Common Mistakes by Lawyers

toates Published

by Thomas Oates, Director, Broward County Bar Association
Published in the Barrister, August 2010 Edition, Broward County Bar Association

August 19, 2010, the Young Lawyers Section of the Broward County Bar hosted their Judicial Panel Luncheon with Judges Imperato, Luzzo, Lynch and Rothschild. The four judge panel each spoke on the topic, “Common Mistakes by Lawyers.” The well attended event took place at the Tower Club in downtown Fort Lauderdale. Attendees included members of the Bar and the judiciary. The Young Lawyers Section should be congratulated for hosting another successful event.

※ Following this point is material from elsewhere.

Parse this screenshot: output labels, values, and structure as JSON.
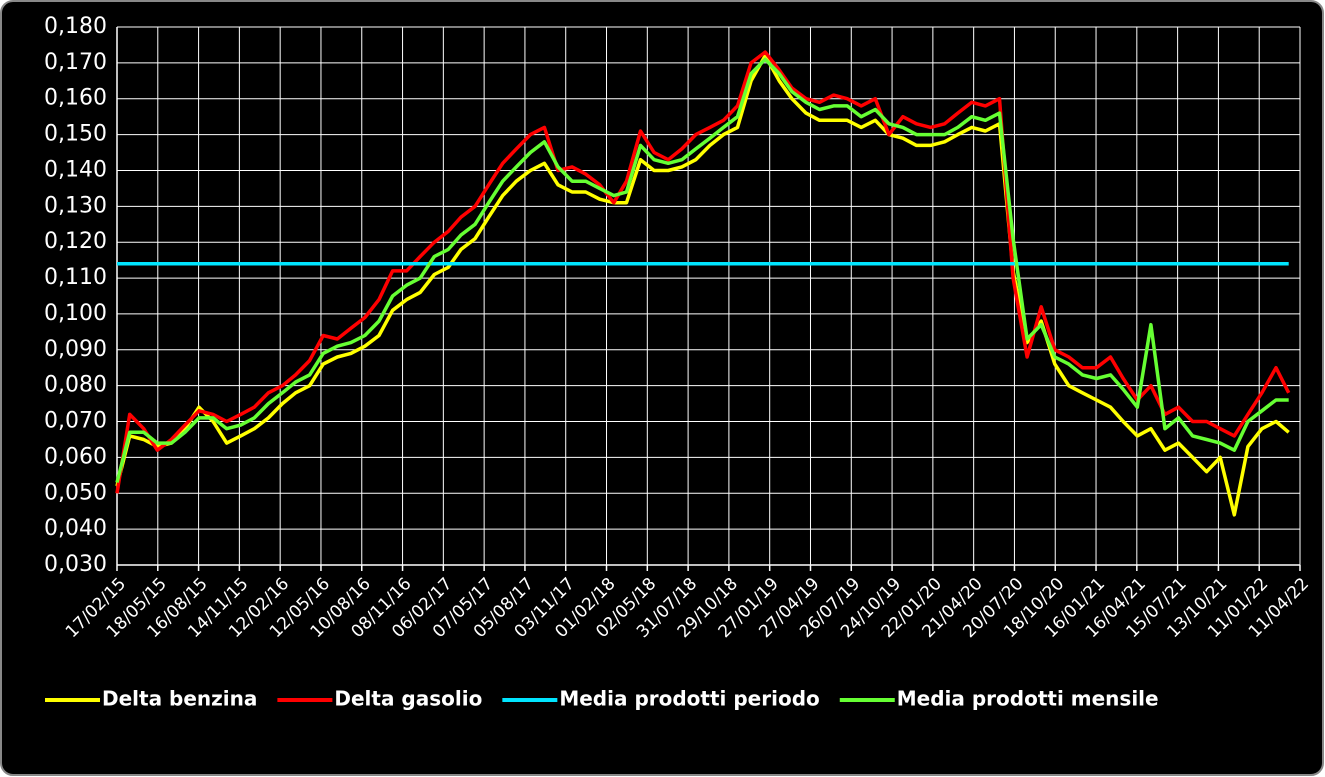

In their remarks, the four judge panel shared some simple rules to help young and experienced attorneys alike from making common mistakes. Summary of remarks:

Judge Rothschild
1. Family comes first. Your son or daughter has their little league championship once. Don’t work so hard that your practice’s success becomes your family’s loss.
2. Talk to other attorneys. Value the friendships and camaraderie within your profession. Not only will it make the practice of law more enjoyable, but you are a more effective advocate for your client when you work well with opposing counsel.
3. Make your case timely. Taylor your argument to fit the time you have requested. In other words, if you schedule a ten minute hearing, limit your argument to five minutes.
4. You need to know your judge. Get to know the Judge’s procedural rules and in talking to your fellow attorneys (see #2) share what the Judge’s common practices are.
Judge Luzzo
1. Always introduce yourself to the Court. This is not only for the judge’s benefit, but for the other courtroom personnel as well.
2. Be nice to the Judicial Assistant. They are an extension of the Court.
3. Be nice to your fellow attorney. Professionalism and Civility, nothing less will be tolerated.
4. Send a cover letter. Explain what it is you want the Court to do.
5. Send copies of all correspondence and pleadings to your client. The number one bar complaint is lack of communication. Make a policy of copying your client to easily avoid this common complaint.
6. Pretend your trial is like a play. Whether you are performing for the judge or the jury, make sure you are not presenting your audience with issues that are not their concern. Rambo tactics are not looked upon favorably.
7. As a general rule, he or she who stays the calmest longest, wins.
8. Don’t continue to argue after the judge has ruled. Especially if the ruling was in your favor.
9. Follow the golden rule. Treat others with the same respect you’d want others to show you.
Judge Imperato
1. Reputation is key. It only takes one bad experience to ruin a reputation.
2. Don’t be late. Punctuality is key. Call the judicial assistant if you have a valid reason for being late.
3. Misleading the Court on the law is not easily forgotten.
4. Don’t try to throw the judicial assistant under the bus.
Judge Lynch
1. Don’t demand a jury trial before an answer has been filed.
2. Timely file a motion for attorney’s fees.
3. In non-binding arbitration, make your request for a trial denovo timely.
4. Use your fellow colleagues’ knowledge about a judge’s procedural rules concerning envelopes, copies, blank orders and cell phone etiquette.